Policies like these have placed potential life saving measures out of reach for millions of Americans. When asked why, as Sen Johnson from Wisconsin asked in a hearing, the finger pointing begins. The FDA points to the need to ensure “efficacy” and the corporations cite increased costs due to government regulations. The result – patients like Matt, Frank and Jordan are caught in the middle and left with few if any options.
This has allowed the U.S. to fall behind countries like Japan, Israel and Mexico. Whether it’s new drugs, stem cells or therapies — the U.S. trails. Haven’t we exported enough American jobs and ingenuity?
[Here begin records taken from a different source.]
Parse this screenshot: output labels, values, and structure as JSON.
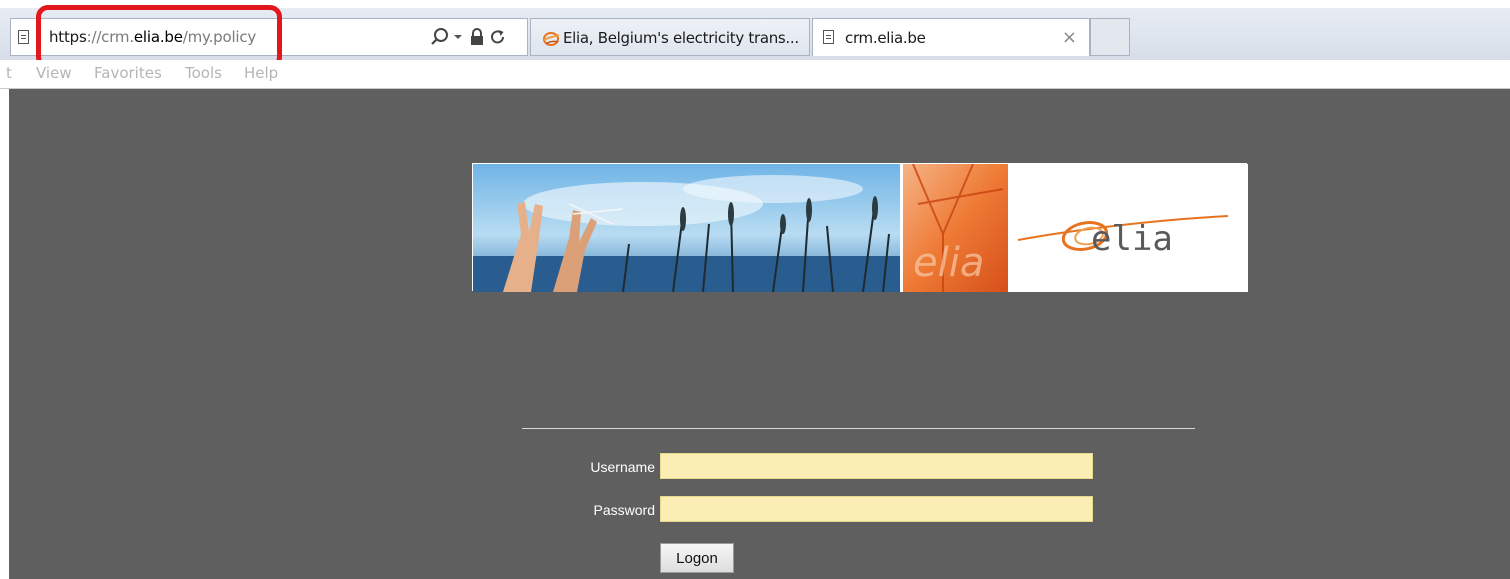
{
  "browser": {
    "address": {
      "scheme": "https",
      "separator": "://",
      "subdomain": "crm.",
      "domain": "elia.be",
      "path": "/my.policy"
    },
    "tabs": [
      {
        "label": "Elia, Belgium's electricity trans...",
        "active": false
      },
      {
        "label": "crm.elia.be",
        "active": true,
        "close_glyph": "×"
      }
    ],
    "menu": [
      "t",
      "View",
      "Favorites",
      "Tools",
      "Help"
    ],
    "icons": [
      "page-icon",
      "search-icon",
      "dropdown-arrow-icon",
      "lock-icon",
      "refresh-icon",
      "elia-favicon",
      "close-icon"
    ]
  },
  "page": {
    "banner": {
      "logo_text": "elia",
      "watermark_text": "elia"
    },
    "form": {
      "username_label": "Username",
      "password_label": "Password",
      "username_value": "",
      "password_value": "",
      "submit_label": "Logon"
    }
  },
  "colors": {
    "page_background": "#5f5f5f",
    "input_background": "#fbeeb5",
    "highlight_outline": "#e2161b",
    "brand_orange": "#e8731f"
  }
}
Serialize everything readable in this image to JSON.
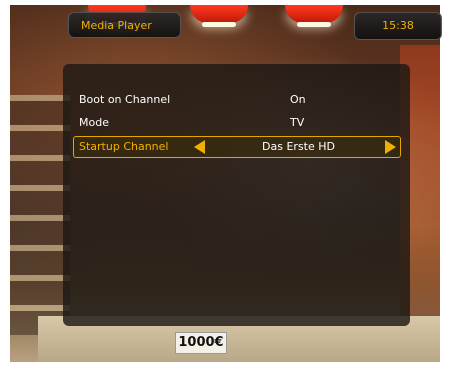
{
  "header": {
    "title": "Media Player",
    "clock": "15:38"
  },
  "menu": {
    "items": [
      {
        "label": "Boot on Channel",
        "value": "On"
      },
      {
        "label": "Mode",
        "value": "TV"
      },
      {
        "label": "Startup Channel",
        "value": "Das Erste HD"
      }
    ],
    "selected_index": 2
  },
  "background": {
    "sign_text": "1000€"
  },
  "colors": {
    "accent": "#f0b000",
    "panel": "#1c1814"
  }
}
Patients, corporations and the medical profession stand to gain much from the streamlining of this access process.
So what is our government, U.S. pharmaceutical companies and the FDA waiting for?
Several bills sit in Congress that would re-engineer the U.S. framework for research, development and treatment of deadly diseases. Bills like the Right to Try, REGROW Act for stem cells and RESULTS act allowing reciprocity with foreign countries treatments, would move the U.S. from last place to the front. The political will and vision must exist though to break through the 1950’s to 2020’s.
If America wants to reestablish itself as a global health leader, it must start by making healing medical treatments as available as some states make the ability to die. We need to move from the right to die to the right of life, liberty and the pursuit of happiness. This way when a sick American is looking for a cure, their first stop isn’t Aeromexico.